In exchange for leading investigators to the estranged wife's body two years later, Waller was sentenced to 20 years in state prison for second-degree murder. The state sentence, which came in 2013, will run at the same time as the federal sentence.

"Well, of course we wanted life, but since that wasn't available, we'll be happy with this," Jacque Waller's sister, Cheryl Brenneke, who is raising the triplets, told the Southeast Missourian. "He would be around 73, and the kids would be about 38 when he gets out, and at that point, they'll be old enough to handle him and his manipulations, and my mom and dad won't be around, so they were good with that."

Federal prosecutors said in court filings that the interstate domestic violence charge was driven by Cape Girardeau officials' dissatisfaction with the 20-year prison term Waller received as part of the 2013 plea deal. Prosecutors wrote the interstate domestic violence charge was given to "protect the citizens from a dangerous, sociopathic and narcissistic murderer."

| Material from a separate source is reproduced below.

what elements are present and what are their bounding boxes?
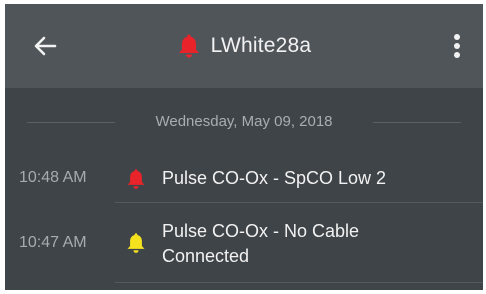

Waller's lawyer, John Lynch, had argued that the discovery of the 182-page manuscript prompted prosecutors to try giving Waller more time for the same crime. Lynch said that while the actual author was someone else and that the manuscript was "in bad taste (perhaps an understatement)," prosecution for it would be a violation of Waller's free speech rights.

In the manuscript, Waller said that his love for his children and his unwillingness to separate from them through divorce was what drove him to kill his wife.